Pragmatism isn’t the only reason I’m attracted to kitchen witchery. In all honesty, even though I love baking and can get along all right with cooking, food preparation is often more of a chore than a delight. (Decades of onion-chopping experience behind me, and dicing onions still doesn’t thrill me for some reason.) Kitchen witchery gives me an opportunity to make this necessary cooking special: it’s not just a casserole, it’s a spell (!). I enjoy reading through tables of magical correspondences, and food correspondences are just as interesting as the better-known herbal ones.
Still, I have trouble considering myself to be a kitchen witch. The practice itself could be something of a challenge. Ideally, as I baked something, I’d be thinking magical thoughts, infusing the food with my intent, considering the magical flavor of each ingredient as well as its mundane one. But I know that when I cook, the cooking itself grabs my attention. Much as I may dream of charging a pan of brownies with good wishes for the friends who will be eating them, in reality, my baking thoughts are more along the line of 3 ounces of unsweetened chocolate…okay, where’s the unsweetened chocolate?…no, that’s the semi-sweet…there it is! My cooking rarely gets more magical than to hope that Fornax watches over my baking while it’s in the oven.
And, well, there’s a deeper issue here. Kitchen witchery doesn’t seem all that relevant to my life at the moment. For months now, I’ve been struggling to figure out what exactly my spirituality is, what I believe, how I can live in accordance with my beliefs, and how my life has shaped those beliefs. I’m not finding much use for the magical practices of kitchen witchery right now.
That said, I’m trying not to be too rigid about all this. Yes, it’s magic, which I’ve never done much of. I tend to make the same distinction Arin Murphy-Hiscock does in The Way of the Hedge Witch between hearthcraft (a spiritual practice encompassing the entirety of home life) and kitchen witchery (a magical practice centered on the kitchen, operating through cooking), and I’m more inclined towards hearthcraft.
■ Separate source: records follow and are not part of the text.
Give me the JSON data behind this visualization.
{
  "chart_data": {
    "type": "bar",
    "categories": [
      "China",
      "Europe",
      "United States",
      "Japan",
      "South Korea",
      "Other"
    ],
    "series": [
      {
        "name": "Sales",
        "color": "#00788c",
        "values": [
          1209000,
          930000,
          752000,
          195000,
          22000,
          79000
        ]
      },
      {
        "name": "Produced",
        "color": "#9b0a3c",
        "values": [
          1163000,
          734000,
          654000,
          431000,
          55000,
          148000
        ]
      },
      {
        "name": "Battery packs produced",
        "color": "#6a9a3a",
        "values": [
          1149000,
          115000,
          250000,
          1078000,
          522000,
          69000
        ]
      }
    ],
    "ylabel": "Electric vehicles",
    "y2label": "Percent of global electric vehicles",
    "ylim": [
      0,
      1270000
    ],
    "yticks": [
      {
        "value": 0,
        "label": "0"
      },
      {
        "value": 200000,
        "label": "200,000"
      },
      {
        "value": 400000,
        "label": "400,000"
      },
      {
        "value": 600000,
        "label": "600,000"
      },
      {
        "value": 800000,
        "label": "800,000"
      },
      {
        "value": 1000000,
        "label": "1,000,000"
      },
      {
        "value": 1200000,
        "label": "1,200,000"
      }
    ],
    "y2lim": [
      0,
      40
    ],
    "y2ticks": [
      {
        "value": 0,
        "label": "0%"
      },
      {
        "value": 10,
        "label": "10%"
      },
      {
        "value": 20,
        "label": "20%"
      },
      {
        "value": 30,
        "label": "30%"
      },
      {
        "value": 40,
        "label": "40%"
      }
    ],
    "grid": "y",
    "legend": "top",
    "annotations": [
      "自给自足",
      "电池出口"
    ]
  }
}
I often forget that kitchen witchery can be part of hearthcraft, not just an alternative practice, just like I often forget that magic can be small blessings and general good thoughts, not just Spells of Mighty Import.
Funny how writing a post on something fires up my interest in it. Now I’ve got this urge to curl up with Cunningham’s Encyclopedia of Wicca in the Kitchen (magical food correspondences) and a cup of tea. Happy Friday!